Director – A. Edward Sutherland, Screenplay – Robert Lees, Gertrude Purcell & Fred Rinaldo, Story – Joe May & Kurt Siodmak, Photography (b&w) – Elwood Bredell, Special Photographic Effects – John P. Fulton, Art Direction – Jack Otterson. Production Company – Universal.
Virginia Bruce (Kitty Carroll), John Barrymore (Professor Gibbs), John Howard (Richard Russell), Charlie Ruggles (George), Oscar Homolka (Blackie), Donald McBride (Foghorn), Margaret Hamilton (Mrs Jackson), Charles Lane (Mr Grawley), Edward Brophy (Bill), Shemp Howard (Frankie), Eddie Conrad (Hernandez)
The eccentric Professor Gibbs places an ad looking for a human test subject for his experiments in invisibility. At the same time, wealthy playboy Richard Russell, who has been sponsoring Gibbs’ experiments, receives news that he is bankrupt. The ad is answered by model Kitty Carroll who has just been fired by her officious boss Grawley. The experiment is successful and the invisible Kitty immediately goes off to teach Grawley a lesson. At the same time, the invisibility process is sought by a gang of criminals who want to use it to smuggle their boss back from Mexico.
The Invisible Woman was the third film in Universal’s Invisible Man series. The series had begun with James Whale’s delightfully droll The Invisible Man (1933), which was based on the H.G. Wells novel. This was followed by The Invisible Man Returns (1940) and subsequent to this, Invisible Agent (1942), The Invisible Man’s Revenge (1944) and Abbott and Costello Meet the Invisible Man (1951). The Invisible Woman is the oddity among these. All of the other entries apart from Abbott and Costello Meet the Invisible Man bear nominal continuity connection to the original, featuring the Invisible Man’s son or grandson dabbling in his experiments, whereas here John Barrymore’s eccentric professor invents a process (as opposed to a serum in all the other films) on his own. Furthermore, while droll humour was a major factor of The Invisible Man, all the other films up until the Abbott and Costello venture play themselves seriously, whereas The Invisible Woman is an outright comedy.
Director A. Edward Sutherland hailed from England and had a long history in screen comedy going back to the silent era. He was, in fact, one of the original Keystone Kops and had worked with Charlie Chaplin, Laurel and Hardy, Abbott and Costello and was most famous as a director for W.C. Fields. (The Invisible Woman even features a regular acting appearance from Shemp Howard, better known as one of the Three Stooges, who is cast here as one of the goons. In strange casting, there is also Margaret Hamilton, aka the Wicked Witch of the West in The Wizard of Oz (1939), playing the maid). Sutherland had delved into genre material several times before with International House (1933), a screwball W.C. Fields comedy set around an early television invention, the black comedy Murders in the Zoo (1933) and the light fantasy Beyond Tomorrow (1940), but was mostly known for his comedy work.
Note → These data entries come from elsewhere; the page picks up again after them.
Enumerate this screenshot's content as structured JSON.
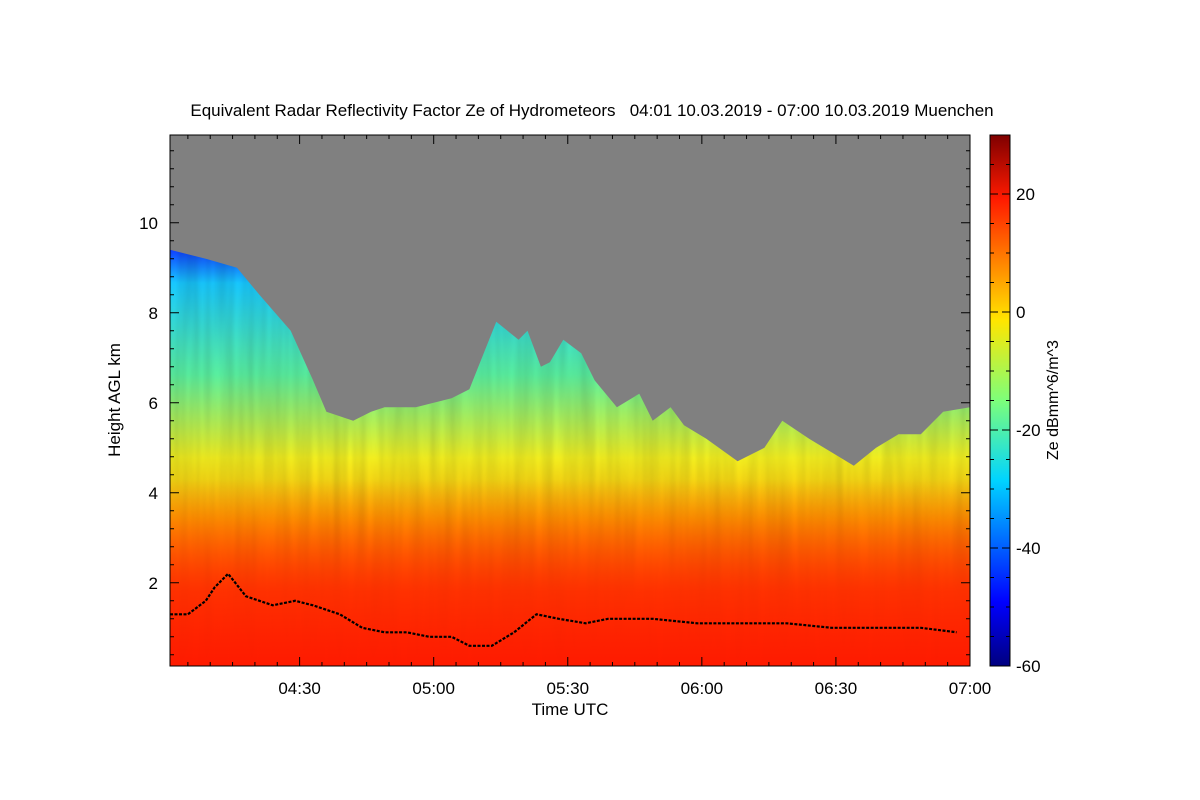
{
  "chart_data": {
    "type": "heatmap",
    "title": "Equivalent Radar Reflectivity Factor Ze of Hydrometeors   04:01 10.03.2019 - 07:00 10.03.2019 Muenchen",
    "xlabel": "Time UTC",
    "ylabel": "Height AGL km",
    "colorbar_label": "Ze dBmm^6/m^3",
    "xlim": [
      "04:01",
      "07:00"
    ],
    "x_tick_labels": [
      "04:30",
      "05:00",
      "05:30",
      "06:00",
      "06:30",
      "07:00"
    ],
    "ylim_km": [
      0.15,
      11.95
    ],
    "y_ticks": [
      2,
      4,
      6,
      8,
      10
    ],
    "colorbar_range_dbz": [
      -60,
      30
    ],
    "colorbar_ticks": [
      -60,
      -40,
      -20,
      0,
      20
    ],
    "colormap": "jet",
    "no_signal_color": "#808080",
    "cloud_top_km": {
      "x_minutes": [
        0,
        8,
        15,
        20,
        27,
        32,
        35,
        41,
        45,
        48,
        55,
        63,
        67,
        73,
        78,
        80,
        83,
        85,
        88,
        92,
        95,
        100,
        105,
        108,
        112,
        115,
        120,
        127,
        133,
        137,
        143,
        148,
        153,
        158,
        163,
        168,
        173,
        179
      ],
      "values": [
        9.4,
        9.2,
        9.0,
        8.4,
        7.6,
        6.5,
        5.8,
        5.6,
        5.8,
        5.9,
        5.9,
        6.1,
        6.3,
        7.8,
        7.4,
        7.6,
        6.8,
        6.9,
        7.4,
        7.1,
        6.5,
        5.9,
        6.2,
        5.6,
        5.9,
        5.5,
        5.2,
        4.7,
        5.0,
        5.6,
        5.2,
        4.9,
        4.6,
        5.0,
        5.3,
        5.3,
        5.8,
        5.9
      ]
    },
    "melting_layer_km": {
      "x_minutes": [
        0,
        4,
        8,
        10,
        13,
        17,
        23,
        28,
        32,
        38,
        43,
        48,
        53,
        58,
        63,
        67,
        72,
        77,
        82,
        87,
        93,
        98,
        108,
        118,
        128,
        138,
        148,
        158,
        168,
        176
      ],
      "values": [
        1.3,
        1.3,
        1.6,
        1.9,
        2.2,
        1.7,
        1.5,
        1.6,
        1.5,
        1.3,
        1.0,
        0.9,
        0.9,
        0.8,
        0.8,
        0.6,
        0.6,
        0.9,
        1.3,
        1.2,
        1.1,
        1.2,
        1.2,
        1.1,
        1.1,
        1.1,
        1.0,
        1.0,
        1.0,
        0.9
      ]
    }
  }
}
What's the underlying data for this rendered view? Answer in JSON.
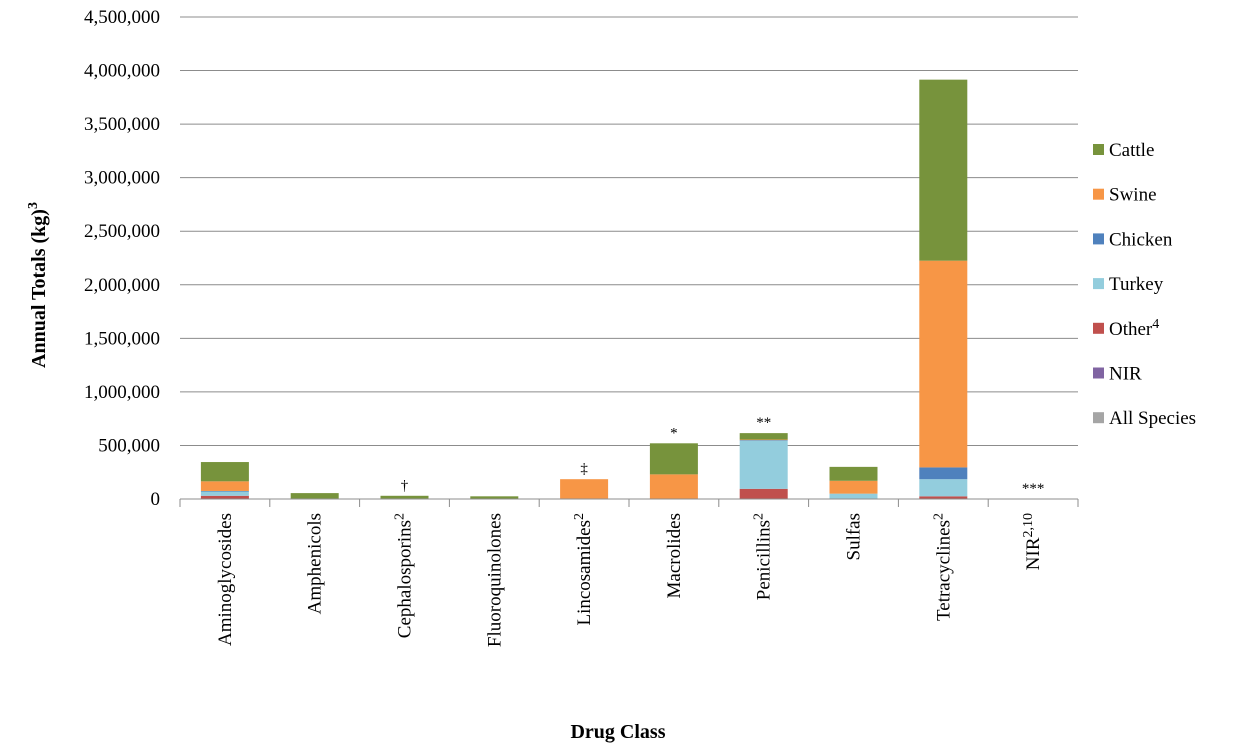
{
  "chart_data": {
    "type": "bar",
    "stacked": true,
    "xlabel": "Drug Class",
    "ylabel": "Annual Totals (kg)",
    "ylabel_sup": "3",
    "ylim": [
      0,
      4500000
    ],
    "ytick_step": 500000,
    "grid": true,
    "legend_position": "right",
    "categories": [
      {
        "name": "Aminoglycosides",
        "sup": ""
      },
      {
        "name": "Amphenicols",
        "sup": ""
      },
      {
        "name": "Cephalosporins",
        "sup": "2"
      },
      {
        "name": "Fluoroquinolones",
        "sup": ""
      },
      {
        "name": "Lincosamides",
        "sup": "2"
      },
      {
        "name": "Macrolides",
        "sup": ""
      },
      {
        "name": "Penicillins",
        "sup": "2"
      },
      {
        "name": "Sulfas",
        "sup": ""
      },
      {
        "name": "Tetracyclines",
        "sup": "2"
      },
      {
        "name": "NIR",
        "sup": "2,10"
      }
    ],
    "markers": [
      "",
      "",
      "†",
      "",
      "‡",
      "*",
      "**",
      "",
      "",
      "***"
    ],
    "series": [
      {
        "name": "All Species",
        "sup": "",
        "color": "#a5a5a5",
        "values": [
          0,
          0,
          0,
          0,
          0,
          0,
          0,
          0,
          0,
          0
        ]
      },
      {
        "name": "NIR",
        "sup": "",
        "color": "#8064a2",
        "values": [
          0,
          0,
          0,
          0,
          0,
          0,
          0,
          0,
          0,
          0
        ]
      },
      {
        "name": "Other",
        "sup": "4",
        "color": "#c0504d",
        "values": [
          30000,
          0,
          0,
          0,
          0,
          0,
          95000,
          5000,
          25000,
          0
        ]
      },
      {
        "name": "Turkey",
        "sup": "",
        "color": "#93cddd",
        "values": [
          40000,
          0,
          0,
          0,
          5000,
          0,
          450000,
          45000,
          160000,
          0
        ]
      },
      {
        "name": "Chicken",
        "sup": "",
        "color": "#4f81bd",
        "values": [
          5000,
          0,
          0,
          0,
          0,
          0,
          5000,
          0,
          110000,
          0
        ]
      },
      {
        "name": "Swine",
        "sup": "",
        "color": "#f79646",
        "values": [
          90000,
          5000,
          5000,
          0,
          180000,
          230000,
          5000,
          120000,
          1930000,
          0
        ]
      },
      {
        "name": "Cattle",
        "sup": "",
        "color": "#77933c",
        "values": [
          180000,
          50000,
          25000,
          25000,
          0,
          290000,
          60000,
          130000,
          1690000,
          0
        ]
      }
    ]
  }
}
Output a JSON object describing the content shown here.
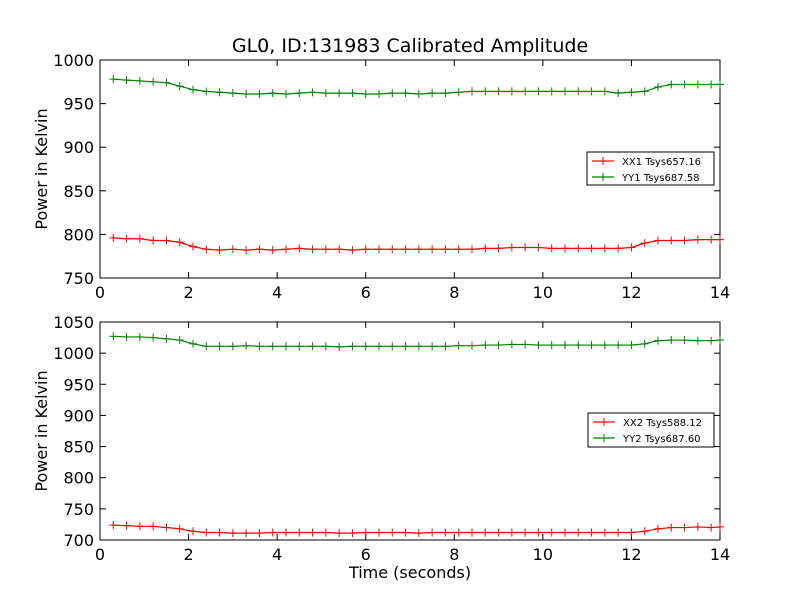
{
  "chart_data": [
    {
      "type": "line",
      "title": "GL0, ID:131983 Calibrated Amplitude",
      "xlabel": "",
      "ylabel": "Power in Kelvin",
      "xlim": [
        0,
        14
      ],
      "ylim": [
        750,
        1000
      ],
      "xticks": [
        0,
        2,
        4,
        6,
        8,
        10,
        12,
        14
      ],
      "yticks": [
        750,
        800,
        850,
        900,
        950,
        1000
      ],
      "grid": false,
      "legend_position": "center-right",
      "x": [
        0.3,
        0.6,
        0.9,
        1.2,
        1.5,
        1.8,
        2.1,
        2.4,
        2.7,
        3.0,
        3.3,
        3.6,
        3.9,
        4.2,
        4.5,
        4.8,
        5.1,
        5.4,
        5.7,
        6.0,
        6.3,
        6.6,
        6.9,
        7.2,
        7.5,
        7.8,
        8.1,
        8.4,
        8.7,
        9.0,
        9.3,
        9.6,
        9.9,
        10.2,
        10.5,
        10.8,
        11.1,
        11.4,
        11.7,
        12.0,
        12.3,
        12.6,
        12.9,
        13.2,
        13.5,
        13.8,
        14.0
      ],
      "series": [
        {
          "name": "XX1 Tsys657.16",
          "color": "#ff0000",
          "values": [
            796,
            795,
            795,
            793,
            793,
            791,
            786,
            783,
            782,
            783,
            782,
            783,
            782,
            783,
            784,
            783,
            783,
            783,
            782,
            783,
            783,
            783,
            783,
            783,
            783,
            783,
            783,
            783,
            784,
            784,
            785,
            785,
            785,
            784,
            784,
            784,
            784,
            784,
            784,
            785,
            790,
            793,
            793,
            793,
            794,
            794,
            794
          ]
        },
        {
          "name": "YY1 Tsys687.58",
          "color": "#008000",
          "values": [
            978,
            977,
            976,
            975,
            974,
            970,
            966,
            964,
            963,
            962,
            961,
            961,
            962,
            961,
            962,
            963,
            962,
            962,
            962,
            961,
            961,
            962,
            962,
            961,
            962,
            962,
            963,
            964,
            964,
            964,
            964,
            964,
            964,
            964,
            964,
            964,
            964,
            964,
            962,
            963,
            964,
            969,
            972,
            972,
            972,
            972,
            972
          ]
        }
      ]
    },
    {
      "type": "line",
      "title": "",
      "xlabel": "Time (seconds)",
      "ylabel": "Power in Kelvin",
      "xlim": [
        0,
        14
      ],
      "ylim": [
        700,
        1050
      ],
      "xticks": [
        0,
        2,
        4,
        6,
        8,
        10,
        12,
        14
      ],
      "yticks": [
        700,
        750,
        800,
        850,
        900,
        950,
        1000,
        1050
      ],
      "grid": false,
      "legend_position": "center-right",
      "x": [
        0.3,
        0.6,
        0.9,
        1.2,
        1.5,
        1.8,
        2.1,
        2.4,
        2.7,
        3.0,
        3.3,
        3.6,
        3.9,
        4.2,
        4.5,
        4.8,
        5.1,
        5.4,
        5.7,
        6.0,
        6.3,
        6.6,
        6.9,
        7.2,
        7.5,
        7.8,
        8.1,
        8.4,
        8.7,
        9.0,
        9.3,
        9.6,
        9.9,
        10.2,
        10.5,
        10.8,
        11.1,
        11.4,
        11.7,
        12.0,
        12.3,
        12.6,
        12.9,
        13.2,
        13.5,
        13.8,
        14.0
      ],
      "series": [
        {
          "name": "XX2 Tsys588.12",
          "color": "#ff0000",
          "values": [
            724,
            723,
            722,
            722,
            720,
            718,
            714,
            712,
            712,
            711,
            711,
            711,
            712,
            712,
            712,
            712,
            712,
            711,
            711,
            712,
            712,
            712,
            712,
            711,
            712,
            712,
            712,
            712,
            712,
            712,
            712,
            712,
            712,
            712,
            712,
            712,
            712,
            712,
            712,
            712,
            714,
            718,
            720,
            720,
            721,
            720,
            721
          ]
        },
        {
          "name": "YY2 Tsys687.60",
          "color": "#008000",
          "values": [
            1027,
            1026,
            1026,
            1025,
            1023,
            1021,
            1015,
            1011,
            1011,
            1011,
            1012,
            1011,
            1011,
            1011,
            1011,
            1011,
            1011,
            1010,
            1011,
            1011,
            1011,
            1011,
            1011,
            1011,
            1011,
            1011,
            1012,
            1012,
            1013,
            1013,
            1014,
            1014,
            1013,
            1013,
            1013,
            1013,
            1013,
            1013,
            1013,
            1013,
            1015,
            1020,
            1021,
            1021,
            1020,
            1020,
            1021
          ]
        }
      ]
    }
  ]
}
This comedy focus makes for the slightest and silliest of all the Invisible Man films. A. Edward Sutherland may have had a long career directing comedy but little of that becomes apparent when it comes to The Invisible Woman where the entire focus of the film seems to be lowbrow slapstick yocks. The opening scene, for instance, features butler Charles Ruggles tumbling down the stairs after tripping on a bottle and then being slammed against the wall as the front door is opened in his face. Ruggles and the goons are constantly falling off stepladders, getting their feet stuck in buckets, falling out of cars when the doors are opened and so on. There are comic set-pieces with Virginia Bruce humiliating pompous boss Charles Lane, including jamming his head in a window sill so that she can kick him in the pants, and then throwing an invisible tantrum and tossing things around the office.
The effects scenes, always the highlights of the rest of the Invisible Man films, are variable. There are some good scenes as Virginia Bruce puts on a dress and invisibly parades around in it but you can also see the double-exposure lines of her blacked-out arms in these scenes. The film’s comedic and effects highlight is a scene where Virginia Bruce turns up at the lodge and there is some adept interplay between she, John Howard and others over her mixing drinks, getting drunk, levitated logs, they having to carry her nude body wrapped in a carpet, and she putting on a pair of stockings.
There was a further The Invisible Woman (1983), an unsold tv pilot starring Alexa Hamilton that also offered a comedic take but is unrelated to this. The Invisible Woman should not be confused with the non-genre The Invisible Woman (2013), the Ralph Fiennes-directed biopic about Charles Dickens’ mistress. Nor for that matter should the Invisible Woman here be confused with the other more famous Invisible Woman, Sue Storm of Marvel Comics’ Fantastic Four.